Do your homework - Make sure you research the information on your broker before you register your account. Check to see if there are money withdrawal issues or scam alerts, although be prepared to distinguish between genuine reviews and fake ones.
Key Takeaways. What you need to know regarding CFDS for cryptocurrencies
For day traders who are searching for a straightforward and fast cryptocurrency market exposure, CFD trading is a very hand option.
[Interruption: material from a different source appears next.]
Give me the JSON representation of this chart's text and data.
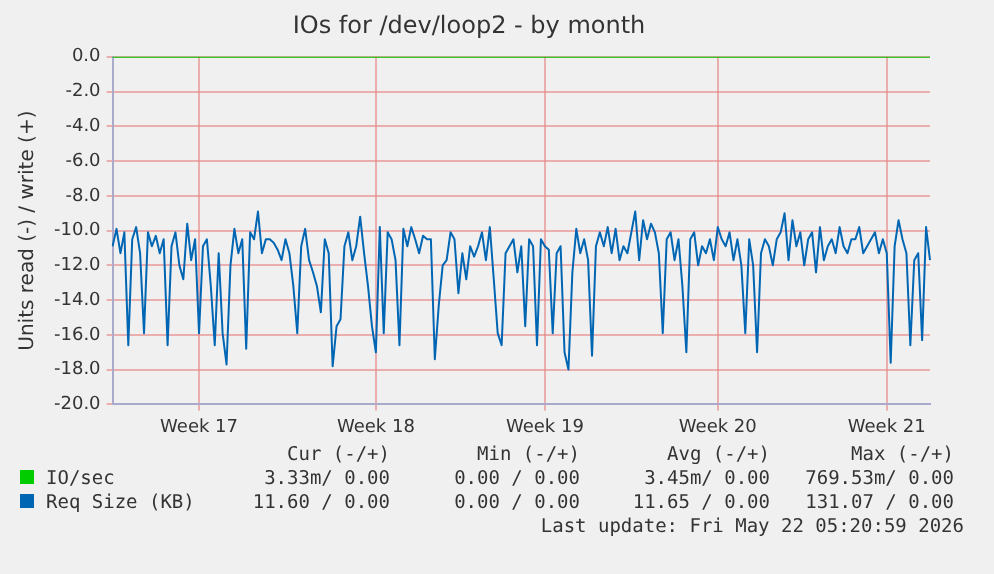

Although it does have definite advantages compared to cryptocurrency exchange trading, the options for trading venues and instruments heavily depend on the individual trading systems and investment goals, which means traders need to carefully consider all of the pros and cons prior to deciding where they should trade.
- Contracts for Difference provide an easy way for cryptocurrency trading without needing to own assets.
- This kind of investment is well suited for intraday traders wanting to capitalize on short-term cryptocurrency trades.
- Traditional services as well as familiar risk management and technical tools, making cryptocurrency trading user-friendly and easy for non-tech-savvy investors.
- Most brokerages work in a legal framework, and their activities are strictly regulated, making it less likely that any theft or fraud will occur.
- leverage trading is widely viewed to be the main advantage that comes with trading cryptocurrency. However, it is a two-edge short that may inflict large losses or bring in huge profits.
- Limited selections of coins and have large spreads set on more volatile and less liquid assets. That means that the trader's profit might be reduced significantly by the trading fees.